What can I do if someone I know is being abused? For the Trans community

Publication Date: 
2010
Resource Origin: 
Springtide Resources

Listen.

Be open to listening to what they have to say. Just having a friend who will listen without judging can be really powerful. As trans people, we all know that, right? Remember how important it was when you first decided to transition to have someone just listen to you without judgement? Often that's what your friend/family member/coworker needs from you when they are experiencing abuse.

Let her or him or her know that you believe them.

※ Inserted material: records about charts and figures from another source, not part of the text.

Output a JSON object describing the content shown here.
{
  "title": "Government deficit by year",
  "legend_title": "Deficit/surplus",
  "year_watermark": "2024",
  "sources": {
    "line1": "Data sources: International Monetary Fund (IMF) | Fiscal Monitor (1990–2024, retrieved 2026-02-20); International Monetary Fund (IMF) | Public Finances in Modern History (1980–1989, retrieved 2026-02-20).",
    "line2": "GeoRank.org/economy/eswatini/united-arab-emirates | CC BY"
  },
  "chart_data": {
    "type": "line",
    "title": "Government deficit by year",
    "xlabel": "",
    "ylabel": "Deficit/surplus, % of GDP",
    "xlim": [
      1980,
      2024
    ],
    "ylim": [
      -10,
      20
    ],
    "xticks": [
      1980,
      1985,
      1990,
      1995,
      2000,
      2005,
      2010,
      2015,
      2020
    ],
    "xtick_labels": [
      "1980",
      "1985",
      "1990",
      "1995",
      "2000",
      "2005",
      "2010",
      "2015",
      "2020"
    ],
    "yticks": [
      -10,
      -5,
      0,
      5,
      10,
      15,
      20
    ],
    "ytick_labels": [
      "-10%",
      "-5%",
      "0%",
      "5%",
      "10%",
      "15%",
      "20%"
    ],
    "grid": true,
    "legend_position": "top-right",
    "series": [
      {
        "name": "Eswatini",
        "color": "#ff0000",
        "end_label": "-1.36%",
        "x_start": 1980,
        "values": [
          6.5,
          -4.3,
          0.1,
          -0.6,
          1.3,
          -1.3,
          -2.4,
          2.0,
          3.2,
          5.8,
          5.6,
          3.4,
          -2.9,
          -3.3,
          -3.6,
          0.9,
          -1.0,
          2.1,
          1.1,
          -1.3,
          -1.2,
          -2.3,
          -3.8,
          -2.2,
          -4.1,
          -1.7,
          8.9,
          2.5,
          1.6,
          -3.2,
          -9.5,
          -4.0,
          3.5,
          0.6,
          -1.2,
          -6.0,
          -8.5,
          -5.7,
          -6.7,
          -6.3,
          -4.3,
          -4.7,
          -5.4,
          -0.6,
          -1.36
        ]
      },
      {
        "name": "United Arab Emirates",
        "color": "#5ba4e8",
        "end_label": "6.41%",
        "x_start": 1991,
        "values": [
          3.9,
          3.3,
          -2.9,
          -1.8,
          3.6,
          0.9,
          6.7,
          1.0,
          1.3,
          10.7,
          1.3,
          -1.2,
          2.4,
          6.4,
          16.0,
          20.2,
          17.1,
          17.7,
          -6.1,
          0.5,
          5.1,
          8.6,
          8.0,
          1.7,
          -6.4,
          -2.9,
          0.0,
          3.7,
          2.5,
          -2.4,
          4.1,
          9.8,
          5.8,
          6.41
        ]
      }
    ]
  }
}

The fear that no one will believe them keeps many people trapped in cycles of abuse. If someone discloses abuse to you, listen carefully and then tell them that you believe them (and mean it). People rarely lie about abuse. Knowing that someone believes them can help the person to open up and explore ways of ending the abuse.

Respect their decisions, even if you disagree.

Someone experiencing abuse needs to be able to make their own decisions about what they need and how they want to address the issue. Just as we needed our friends and family to be respectful of our decisions to transition, take or not take hormones, have or not have surgeries, someone experiencing abuse needs their decisions to be respected. That includes their decisions to stay with their abuser, or return to their abuser.

Safety plan.

One active thing you can do to help someone you know who is being abused is to help them come up with a safety plan. Check out our page on safety planning for more information.

Help them find local resources.

Look up the names and phone numbers of shelters for people experiencing abuse, as well as counsellors, and other services. If the person is trans, it helps to call these places in advance to check that they are trans-positive. Giving these names and numbers to someone you know who is experiencing abuse can be really helpful, but remember to respect their decisions to call or not to call any or all of the services.

Remember to take care of yourself.

Even if you aren't experiencing the abuse, it can be really hard and stressful to know that someone you care about is dealing with abuse. Take time for yourself, and be gentle with yourself. You aren't responsible for saving anyone, or making everything better. All you can do is try to give support and be there for the person.

Resource developed by Morgan Page for T-GUAVA.